Despite organizational changes like the NSA-based Cyber Command, American intelligence suffers in the cyber world from age and ethos. It was built in the mid-20th century to defend and detect the nefarious activities of nation states. In particular, it was designed to compete with the slow moving Soviet Union. The IC mirrored its secretive nature, focused on capturing government secrets and relied on the assumption of borders and other nation state barriers.

The Internet is nearly the polar opposite of the IC. It was built in the libertarian world of the late 60s and expanding exponentially since the late 90s maintains its goal to exchange information freely among individuals. With this spirit, it has exploded in the last decade to become an entirely new dimension – like land, sea, air and space.

Don’t get me wrong. Washington is not ignorant of the fact that connections between the day-to-day life of people around the world and the cyber world have deepened beyond imagination. Its own military practices “net-centric warfare” pushing information down to lowliest private in the field. It understands anyone with a cell phone and Blackberry can reach out anywhere in a matter of seconds. And, our business community, with over 90 percent of the country’s assets, sells and controls its day-to-day operations through the net.

The Challenges At Hand

The challenges for the American policy maker and the IC are simple and yet hugely complex: what is a threat, how to detect the threat, and how do you deal with a threat in this huge, ever-expanding frontier.
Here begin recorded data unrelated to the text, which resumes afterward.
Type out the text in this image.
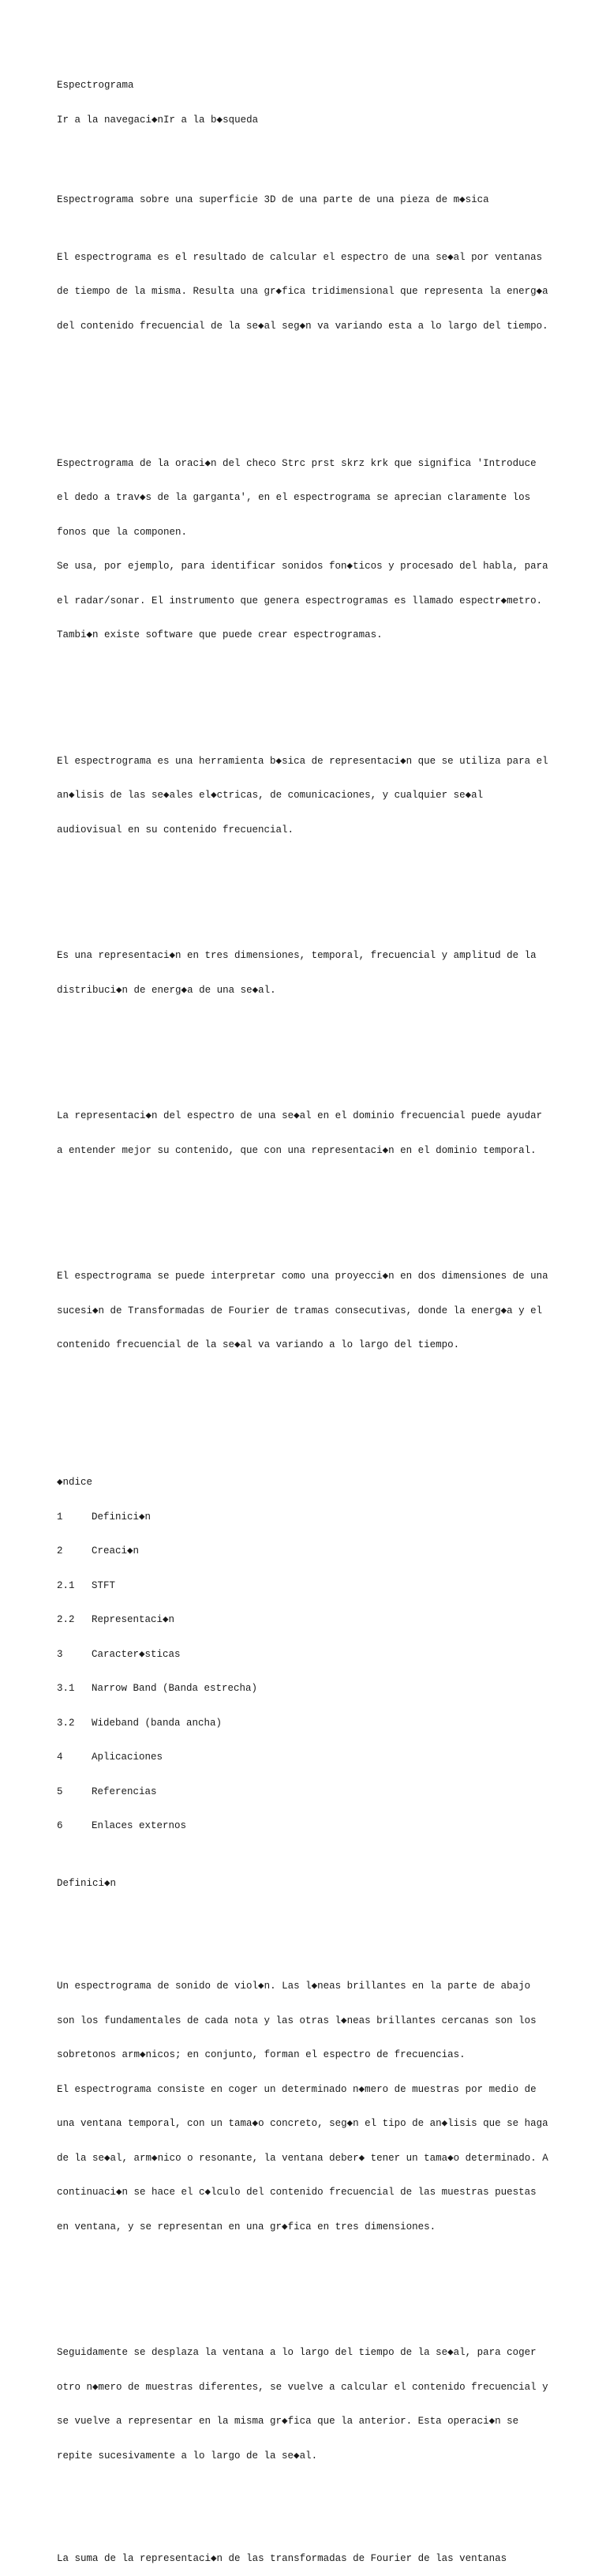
Espectrograma

Ir a la navegaci◆nIr a la b◆squeda

Espectrograma sobre una superficie 3D de una parte de una pieza de m◆sica

El espectrograma es el resultado de calcular el espectro de una se◆al por ventanas

de tiempo de la misma. Resulta una gr◆fica tridimensional que representa la energ◆a

del contenido frecuencial de la se◆al seg◆n va variando esta a lo largo del tiempo.

Espectrograma de la oraci◆n del checo Strc prst skrz krk que significa 'Introduce

el dedo a trav◆s de la garganta', en el espectrograma se aprecian claramente los

fonos que la componen.

Se usa, por ejemplo, para identificar sonidos fon◆ticos y procesado del habla, para

el radar/sonar. El instrumento que genera espectrogramas es llamado espectr◆metro.

Tambi◆n existe software que puede crear espectrogramas.

El espectrograma es una herramienta b◆sica de representaci◆n que se utiliza para el

an◆lisis de las se◆ales el◆ctricas, de comunicaciones, y cualquier se◆al

audiovisual en su contenido frecuencial.

Es una representaci◆n en tres dimensiones, temporal, frecuencial y amplitud de la

distribuci◆n de energ◆a de una se◆al.

La representaci◆n del espectro de una se◆al en el dominio frecuencial puede ayudar

a entender mejor su contenido, que con una representaci◆n en el dominio temporal.

El espectrograma se puede interpretar como una proyecci◆n en dos dimensiones de una

sucesi◆n de Transformadas de Fourier de tramas consecutivas, donde la energ◆a y el

contenido frecuencial de la se◆al va variando a lo largo del tiempo.

◆ndice

1	Definici◆n

2	Creaci◆n

2.1 STFT

2.2 Representaci◆n

3	Caracter◆sticas

3.1 Narrow Band (Banda estrecha)

3.2 Wideband (banda ancha)

4	Aplicaciones

5	Referencias

6	Enlaces externos

Definici◆n

Un espectrograma de sonido de viol◆n. Las l◆neas brillantes en la parte de abajo

son los fundamentales de cada nota y las otras l◆neas brillantes cercanas son los

sobretonos arm◆nicos; en conjunto, forman el espectro de frecuencias.

El espectrograma consiste en coger un determinado n◆mero de muestras por medio de

una ventana temporal, con un tama◆o concreto, seg◆n el tipo de an◆lisis que se haga

de la se◆al, arm◆nico o resonante, la ventana deber◆ tener un tama◆o determinado. A

continuaci◆n se hace el c◆lculo del contenido frecuencial de las muestras puestas

en ventana, y se representan en una gr◆fica en tres dimensiones.

Seguidamente se desplaza la ventana a lo largo del tiempo de la se◆al, para coger

otro n◆mero de muestras diferentes, se vuelve a calcular el contenido frecuencial y

se vuelve a representar en la misma gr◆fica que la anterior. Esta operaci◆n se

repite sucesivamente a lo largo de la se◆al.

La suma de la representaci◆n de las transformadas de Fourier de las ventanas
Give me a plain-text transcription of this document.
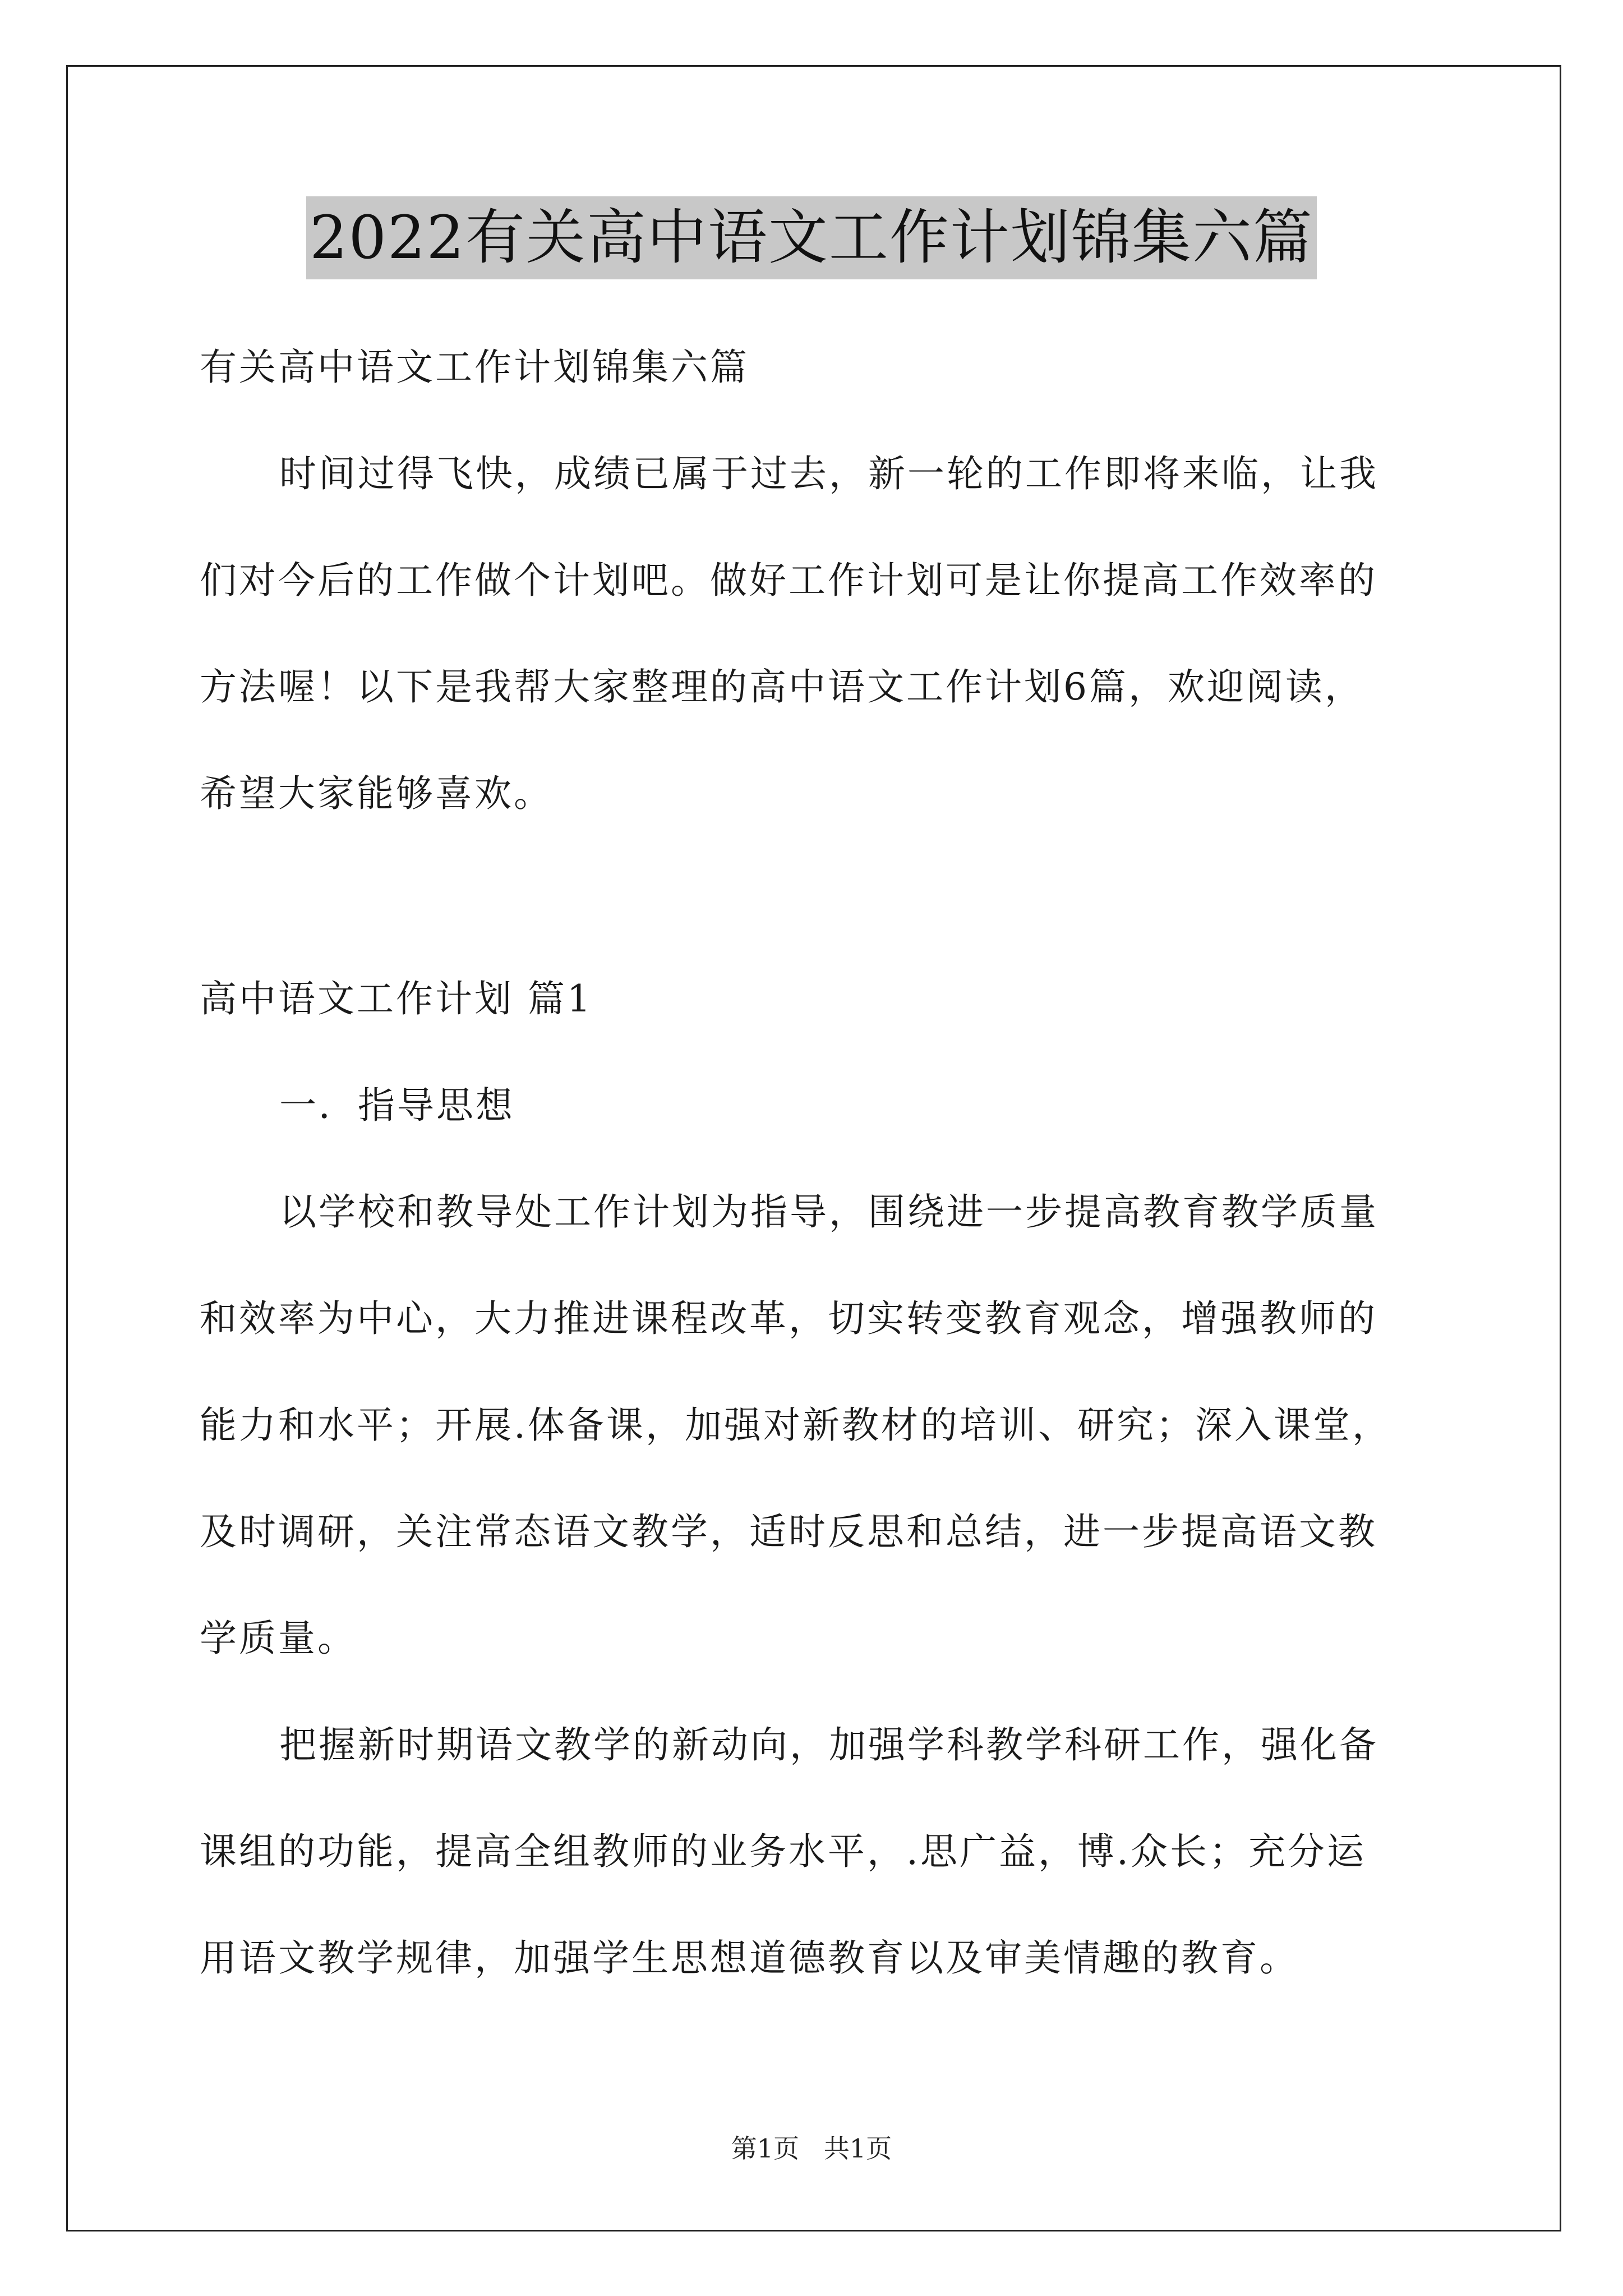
2022有关高中语文工作计划锦集六篇
有关高中语文工作计划锦集六篇
时间过得飞快，成绩已属于过去，新一轮的工作即将来临，让我
们对今后的工作做个计划吧。做好工作计划可是让你提高工作效率的
方法喔！以下是我帮大家整理的高中语文工作计划6篇，欢迎阅读，
希望大家能够喜欢。
高中语文工作计划 篇1
一．指导思想
以学校和教导处工作计划为指导，围绕进一步提高教育教学质量
和效率为中心，大力推进课程改革，切实转变教育观念，增强教师的
能力和水平；开展.体备课，加强对新教材的培训、研究；深入课堂，
及时调研，关注常态语文教学，适时反思和总结，进一步提高语文教
学质量。
把握新时期语文教学的新动向，加强学科教学科研工作，强化备
课组的功能，提高全组教师的业务水平，.思广益，博.众长；充分运
用语文教学规律，加强学生思想道德教育以及审美情趣的教育。
第1页   共1页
Washington policymakers face the ugly fact that the net was built for speed and information sharing, not for security. Security on the net has always been done on the cheap and as an afterthought. The system is terribly vulnerable to those who wish to do harm.

So what should American intelligence take on in this land of smoke and mirrors? Does a cyber raid into a military firm’s secrets in California constitute a national threat? If so, and the raid takes place, how do we find the miscreants in a system noted for its complexity? And if we do, how do we know their motivations?

For example, does a group of angry Chinese nationalist college students in Shanghai constitute a threat to America? Are they working for the local intelligence bureau or themselves?

How does the IC protect America’s vulnerable private sector. U.S. firms are totally reliant on the net from internal operations through sales. Does closing down the website of a bank constitute a threat worthy of IC concerns?

Overseas, how can American intelligence keep up with the velocity of information on the Internet that triggers change? The Arab Spring and events in Iran show how quickly the use of Twitter and the other parts of the net can foment revolution. The warning capabilities of the current IC’s 20th century system are going to be continuously and severely tested in our new age. So far, by our own admission, we appear not to be passing the grade.

In the final analysis, the IC must adapt to this new age. But it clearly needs a doctrine to follow that only the policy makers can provide. Ultimately, when you try to protect and detect everything, you protect and detect nothing and set yourself up for failure.